Bu hikaye nasıl aklıma geldi; geçen gün internette bir yazıya denk geldim; “Wreck Beach dünyadaki en iyi ilk 10 çıplaklar/nudist plajından biriymiş”. İsim aşina gelince yazıyı okumaya devam ettim. Pasifik okyanusunda, 7 km sahili, British Columbia Üniversitesi kampüsü içinde.... diye devam ediyor. Site ziyaretçilerinin yorumları okudum. 5 üzerinden, 5 yıldız vermiş çoğu. “Yok canım bizim gittiğimiz yer olamaz!”. Emin olmak için görsellerde arattım. Vallahi de bizim sahil (bir kez gittim ya tapusunu verdiler bana o gün, o yüzden bizim diyorum)

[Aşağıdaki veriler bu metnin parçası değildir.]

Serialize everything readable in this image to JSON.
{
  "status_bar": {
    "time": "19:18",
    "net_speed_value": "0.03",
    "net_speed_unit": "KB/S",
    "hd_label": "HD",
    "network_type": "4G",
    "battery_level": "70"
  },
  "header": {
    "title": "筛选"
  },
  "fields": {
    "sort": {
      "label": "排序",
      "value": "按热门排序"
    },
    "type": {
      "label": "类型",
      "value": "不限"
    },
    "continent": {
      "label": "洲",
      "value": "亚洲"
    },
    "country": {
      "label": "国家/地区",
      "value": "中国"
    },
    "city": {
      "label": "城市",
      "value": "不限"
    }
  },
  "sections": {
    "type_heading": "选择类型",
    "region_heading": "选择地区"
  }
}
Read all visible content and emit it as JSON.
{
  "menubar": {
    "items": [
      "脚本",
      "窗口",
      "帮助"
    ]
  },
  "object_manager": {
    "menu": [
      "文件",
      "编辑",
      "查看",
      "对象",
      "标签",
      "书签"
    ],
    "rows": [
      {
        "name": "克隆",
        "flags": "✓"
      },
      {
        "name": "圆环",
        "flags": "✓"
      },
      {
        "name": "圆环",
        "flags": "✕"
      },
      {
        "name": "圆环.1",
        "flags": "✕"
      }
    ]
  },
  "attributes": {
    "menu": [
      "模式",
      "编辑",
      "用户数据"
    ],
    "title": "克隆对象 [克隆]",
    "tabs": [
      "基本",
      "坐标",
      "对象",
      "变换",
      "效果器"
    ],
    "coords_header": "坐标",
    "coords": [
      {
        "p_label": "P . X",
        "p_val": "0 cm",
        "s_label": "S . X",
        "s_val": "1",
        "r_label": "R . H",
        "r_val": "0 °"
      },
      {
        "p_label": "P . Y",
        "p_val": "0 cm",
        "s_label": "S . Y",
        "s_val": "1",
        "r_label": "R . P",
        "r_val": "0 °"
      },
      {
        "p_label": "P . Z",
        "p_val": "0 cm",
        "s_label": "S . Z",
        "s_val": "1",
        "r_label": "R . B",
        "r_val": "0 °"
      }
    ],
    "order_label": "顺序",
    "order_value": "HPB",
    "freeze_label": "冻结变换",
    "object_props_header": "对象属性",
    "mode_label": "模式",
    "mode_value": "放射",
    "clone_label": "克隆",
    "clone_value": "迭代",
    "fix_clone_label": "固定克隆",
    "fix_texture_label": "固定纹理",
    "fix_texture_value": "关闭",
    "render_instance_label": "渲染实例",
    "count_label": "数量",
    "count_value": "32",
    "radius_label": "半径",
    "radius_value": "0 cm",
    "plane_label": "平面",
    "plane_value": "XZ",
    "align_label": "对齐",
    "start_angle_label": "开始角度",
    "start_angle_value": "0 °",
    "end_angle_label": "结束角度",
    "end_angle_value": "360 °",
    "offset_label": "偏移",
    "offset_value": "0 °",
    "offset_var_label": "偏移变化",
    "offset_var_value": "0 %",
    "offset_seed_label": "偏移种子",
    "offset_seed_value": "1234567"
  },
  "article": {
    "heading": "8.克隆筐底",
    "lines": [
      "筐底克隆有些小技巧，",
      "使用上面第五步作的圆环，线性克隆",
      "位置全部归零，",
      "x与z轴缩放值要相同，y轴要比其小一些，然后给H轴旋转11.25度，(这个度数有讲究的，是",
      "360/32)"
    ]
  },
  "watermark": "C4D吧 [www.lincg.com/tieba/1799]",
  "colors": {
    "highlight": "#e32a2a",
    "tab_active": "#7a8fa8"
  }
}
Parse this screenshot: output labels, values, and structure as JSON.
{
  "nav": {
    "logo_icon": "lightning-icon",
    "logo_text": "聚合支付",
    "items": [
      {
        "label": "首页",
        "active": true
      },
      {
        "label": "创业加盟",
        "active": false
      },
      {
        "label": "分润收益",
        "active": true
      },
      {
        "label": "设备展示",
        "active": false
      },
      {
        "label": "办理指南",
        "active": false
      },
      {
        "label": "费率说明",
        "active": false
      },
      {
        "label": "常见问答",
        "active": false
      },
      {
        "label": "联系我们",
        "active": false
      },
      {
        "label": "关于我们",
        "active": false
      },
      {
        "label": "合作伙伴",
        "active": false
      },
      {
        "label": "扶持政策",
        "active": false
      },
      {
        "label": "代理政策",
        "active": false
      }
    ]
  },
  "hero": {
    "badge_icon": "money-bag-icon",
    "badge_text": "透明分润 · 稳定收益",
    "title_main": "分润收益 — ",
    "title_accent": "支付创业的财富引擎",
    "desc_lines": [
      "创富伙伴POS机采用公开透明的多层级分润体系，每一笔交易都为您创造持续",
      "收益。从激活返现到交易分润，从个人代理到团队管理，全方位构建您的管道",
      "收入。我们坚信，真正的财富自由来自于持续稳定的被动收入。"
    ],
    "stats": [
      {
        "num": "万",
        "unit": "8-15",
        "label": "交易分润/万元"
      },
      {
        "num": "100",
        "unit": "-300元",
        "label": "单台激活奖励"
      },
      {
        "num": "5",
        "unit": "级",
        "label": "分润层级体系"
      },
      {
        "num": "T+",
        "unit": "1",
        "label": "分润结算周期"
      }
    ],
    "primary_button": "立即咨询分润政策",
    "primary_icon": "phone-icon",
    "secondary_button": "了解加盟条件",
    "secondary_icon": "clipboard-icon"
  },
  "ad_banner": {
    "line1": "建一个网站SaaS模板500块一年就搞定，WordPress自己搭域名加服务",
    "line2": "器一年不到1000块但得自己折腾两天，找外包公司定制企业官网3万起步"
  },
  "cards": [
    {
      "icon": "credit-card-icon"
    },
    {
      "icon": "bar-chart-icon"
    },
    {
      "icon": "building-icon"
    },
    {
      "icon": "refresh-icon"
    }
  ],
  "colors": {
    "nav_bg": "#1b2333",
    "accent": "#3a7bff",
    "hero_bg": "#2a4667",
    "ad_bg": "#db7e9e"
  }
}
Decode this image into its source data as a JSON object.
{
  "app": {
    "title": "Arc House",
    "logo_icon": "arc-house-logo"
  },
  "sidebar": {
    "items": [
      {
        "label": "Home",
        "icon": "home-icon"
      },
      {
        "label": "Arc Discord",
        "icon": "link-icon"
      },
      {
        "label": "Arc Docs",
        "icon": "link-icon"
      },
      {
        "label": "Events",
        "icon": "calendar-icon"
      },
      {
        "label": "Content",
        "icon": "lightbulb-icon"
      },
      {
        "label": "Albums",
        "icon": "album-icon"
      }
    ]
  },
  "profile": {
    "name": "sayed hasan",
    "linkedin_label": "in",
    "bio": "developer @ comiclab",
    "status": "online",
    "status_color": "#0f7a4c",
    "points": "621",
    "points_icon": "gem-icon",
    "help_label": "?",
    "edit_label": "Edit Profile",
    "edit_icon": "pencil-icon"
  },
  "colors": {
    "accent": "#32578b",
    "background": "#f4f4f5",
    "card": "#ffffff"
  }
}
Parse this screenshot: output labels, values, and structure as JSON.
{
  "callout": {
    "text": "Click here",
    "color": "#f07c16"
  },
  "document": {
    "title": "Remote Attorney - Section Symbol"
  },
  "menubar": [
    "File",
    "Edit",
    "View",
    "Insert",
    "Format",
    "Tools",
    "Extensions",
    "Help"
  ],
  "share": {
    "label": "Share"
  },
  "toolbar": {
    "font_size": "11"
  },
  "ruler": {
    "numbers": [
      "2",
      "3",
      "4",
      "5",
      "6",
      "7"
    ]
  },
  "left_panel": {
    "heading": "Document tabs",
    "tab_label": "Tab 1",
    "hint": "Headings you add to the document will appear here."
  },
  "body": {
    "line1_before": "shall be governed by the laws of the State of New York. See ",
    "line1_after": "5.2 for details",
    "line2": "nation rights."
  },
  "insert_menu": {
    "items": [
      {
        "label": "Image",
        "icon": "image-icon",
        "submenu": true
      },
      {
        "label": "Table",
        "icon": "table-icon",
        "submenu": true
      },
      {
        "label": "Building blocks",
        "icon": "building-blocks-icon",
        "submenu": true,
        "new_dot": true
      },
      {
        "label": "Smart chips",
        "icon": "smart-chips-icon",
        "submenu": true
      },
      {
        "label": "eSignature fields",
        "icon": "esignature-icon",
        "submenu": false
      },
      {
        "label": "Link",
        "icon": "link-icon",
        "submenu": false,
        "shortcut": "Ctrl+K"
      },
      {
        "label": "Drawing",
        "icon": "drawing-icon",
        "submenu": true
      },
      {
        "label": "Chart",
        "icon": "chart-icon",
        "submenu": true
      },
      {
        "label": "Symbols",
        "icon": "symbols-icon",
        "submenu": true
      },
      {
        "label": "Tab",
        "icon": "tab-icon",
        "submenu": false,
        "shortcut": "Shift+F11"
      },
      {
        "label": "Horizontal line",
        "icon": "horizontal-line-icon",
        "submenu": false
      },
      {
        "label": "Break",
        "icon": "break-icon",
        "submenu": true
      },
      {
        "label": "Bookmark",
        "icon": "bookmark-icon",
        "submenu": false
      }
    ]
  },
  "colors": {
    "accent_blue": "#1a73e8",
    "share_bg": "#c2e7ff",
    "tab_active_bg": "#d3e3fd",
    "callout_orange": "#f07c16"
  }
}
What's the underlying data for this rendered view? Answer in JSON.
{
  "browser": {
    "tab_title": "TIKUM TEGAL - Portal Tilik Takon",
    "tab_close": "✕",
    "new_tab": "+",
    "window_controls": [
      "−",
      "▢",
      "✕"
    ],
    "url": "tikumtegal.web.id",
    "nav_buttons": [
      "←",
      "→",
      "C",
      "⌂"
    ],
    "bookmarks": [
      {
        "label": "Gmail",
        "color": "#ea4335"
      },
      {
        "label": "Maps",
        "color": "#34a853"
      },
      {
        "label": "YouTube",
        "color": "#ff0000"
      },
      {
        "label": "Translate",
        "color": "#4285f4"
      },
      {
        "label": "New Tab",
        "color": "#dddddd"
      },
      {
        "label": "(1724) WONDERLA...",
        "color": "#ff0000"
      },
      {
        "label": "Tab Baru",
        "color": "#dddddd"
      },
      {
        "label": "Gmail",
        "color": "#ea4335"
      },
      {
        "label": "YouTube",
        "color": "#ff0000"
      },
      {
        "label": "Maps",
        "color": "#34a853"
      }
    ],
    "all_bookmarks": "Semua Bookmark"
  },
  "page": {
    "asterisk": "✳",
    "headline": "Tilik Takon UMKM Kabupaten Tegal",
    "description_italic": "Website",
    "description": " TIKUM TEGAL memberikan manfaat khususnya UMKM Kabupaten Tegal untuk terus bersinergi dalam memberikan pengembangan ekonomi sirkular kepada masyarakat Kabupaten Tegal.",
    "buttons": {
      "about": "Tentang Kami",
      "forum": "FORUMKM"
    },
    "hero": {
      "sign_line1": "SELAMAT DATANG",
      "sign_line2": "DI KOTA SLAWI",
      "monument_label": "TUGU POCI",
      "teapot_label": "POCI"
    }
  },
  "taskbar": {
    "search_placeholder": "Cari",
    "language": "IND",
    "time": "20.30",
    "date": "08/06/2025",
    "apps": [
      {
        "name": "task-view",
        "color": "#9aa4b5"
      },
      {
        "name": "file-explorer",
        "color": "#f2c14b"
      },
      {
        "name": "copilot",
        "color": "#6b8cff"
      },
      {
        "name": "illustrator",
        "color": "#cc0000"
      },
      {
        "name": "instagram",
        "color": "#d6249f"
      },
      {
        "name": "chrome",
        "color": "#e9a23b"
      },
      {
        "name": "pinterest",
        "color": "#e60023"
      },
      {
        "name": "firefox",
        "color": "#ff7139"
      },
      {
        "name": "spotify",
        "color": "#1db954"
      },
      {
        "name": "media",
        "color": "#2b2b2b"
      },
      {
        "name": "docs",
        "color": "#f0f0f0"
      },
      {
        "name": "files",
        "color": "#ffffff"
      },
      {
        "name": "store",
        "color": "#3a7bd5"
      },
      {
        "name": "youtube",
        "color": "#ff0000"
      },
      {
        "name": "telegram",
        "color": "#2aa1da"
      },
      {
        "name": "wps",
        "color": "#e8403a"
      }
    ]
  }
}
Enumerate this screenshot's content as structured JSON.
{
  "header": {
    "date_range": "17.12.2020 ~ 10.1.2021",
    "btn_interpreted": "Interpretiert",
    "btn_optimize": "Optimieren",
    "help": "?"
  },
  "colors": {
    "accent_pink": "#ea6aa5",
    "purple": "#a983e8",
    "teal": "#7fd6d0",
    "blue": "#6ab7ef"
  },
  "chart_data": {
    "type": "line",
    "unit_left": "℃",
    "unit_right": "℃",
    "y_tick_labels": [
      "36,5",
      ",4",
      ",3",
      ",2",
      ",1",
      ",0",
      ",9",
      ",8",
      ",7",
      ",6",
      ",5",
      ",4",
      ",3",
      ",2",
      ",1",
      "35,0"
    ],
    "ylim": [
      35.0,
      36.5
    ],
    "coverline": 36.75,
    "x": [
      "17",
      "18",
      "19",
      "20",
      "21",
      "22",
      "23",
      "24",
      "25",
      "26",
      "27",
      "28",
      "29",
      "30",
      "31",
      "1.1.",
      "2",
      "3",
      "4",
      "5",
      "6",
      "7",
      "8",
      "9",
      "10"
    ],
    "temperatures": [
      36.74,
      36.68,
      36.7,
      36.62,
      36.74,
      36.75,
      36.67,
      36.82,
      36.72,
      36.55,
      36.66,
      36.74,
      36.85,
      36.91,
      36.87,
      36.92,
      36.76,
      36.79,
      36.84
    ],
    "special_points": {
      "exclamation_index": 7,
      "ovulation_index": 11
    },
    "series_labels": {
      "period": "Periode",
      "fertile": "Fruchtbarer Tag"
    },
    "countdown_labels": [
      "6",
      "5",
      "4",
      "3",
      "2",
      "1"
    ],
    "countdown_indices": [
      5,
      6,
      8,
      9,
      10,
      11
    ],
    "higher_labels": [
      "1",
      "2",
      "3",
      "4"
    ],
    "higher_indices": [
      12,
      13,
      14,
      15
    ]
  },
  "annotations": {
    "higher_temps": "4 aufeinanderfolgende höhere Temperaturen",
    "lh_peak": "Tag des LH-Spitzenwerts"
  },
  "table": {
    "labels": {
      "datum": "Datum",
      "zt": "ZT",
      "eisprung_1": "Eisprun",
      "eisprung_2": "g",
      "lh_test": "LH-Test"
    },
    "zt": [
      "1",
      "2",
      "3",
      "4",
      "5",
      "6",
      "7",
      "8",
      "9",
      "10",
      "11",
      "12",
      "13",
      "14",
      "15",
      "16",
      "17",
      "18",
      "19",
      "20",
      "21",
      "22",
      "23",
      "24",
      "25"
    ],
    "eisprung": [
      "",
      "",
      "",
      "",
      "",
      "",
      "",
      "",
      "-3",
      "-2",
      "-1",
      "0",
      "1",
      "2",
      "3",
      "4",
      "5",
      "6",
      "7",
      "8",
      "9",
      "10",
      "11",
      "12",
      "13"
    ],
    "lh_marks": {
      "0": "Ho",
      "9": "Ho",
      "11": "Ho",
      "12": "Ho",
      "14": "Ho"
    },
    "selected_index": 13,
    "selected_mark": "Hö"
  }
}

Koca kütükler, kafam kadar taşlar hala duruyor. Yorumlardan bir tanesinde “ ...never-ending wooden staircase...” (bitmek bilmeyen ahşap merdivenler) diye bir satır okudum. Vaay! demek merdiven yapmışlar, gelişme var. Bitmek bilmeyen tarifi bana yeterli gelmediği için merdivenle ilgili biraz daha bilgi için araştırmaya devam ettim ve ne buldum; “...542 wooden steps...” (542 ahşap basamak) Uyyyy! 542 basamak demek bir binanın 33. ya da 34. katı demek! Değer miydi ya! Bugün deseler ki; aşağıda çıplak Brad Pitt var , yemin ederim inmem. Ha, yukarıda çıkmasını beklerim, o ayrı ama inmem, vallahi bir daha inmem.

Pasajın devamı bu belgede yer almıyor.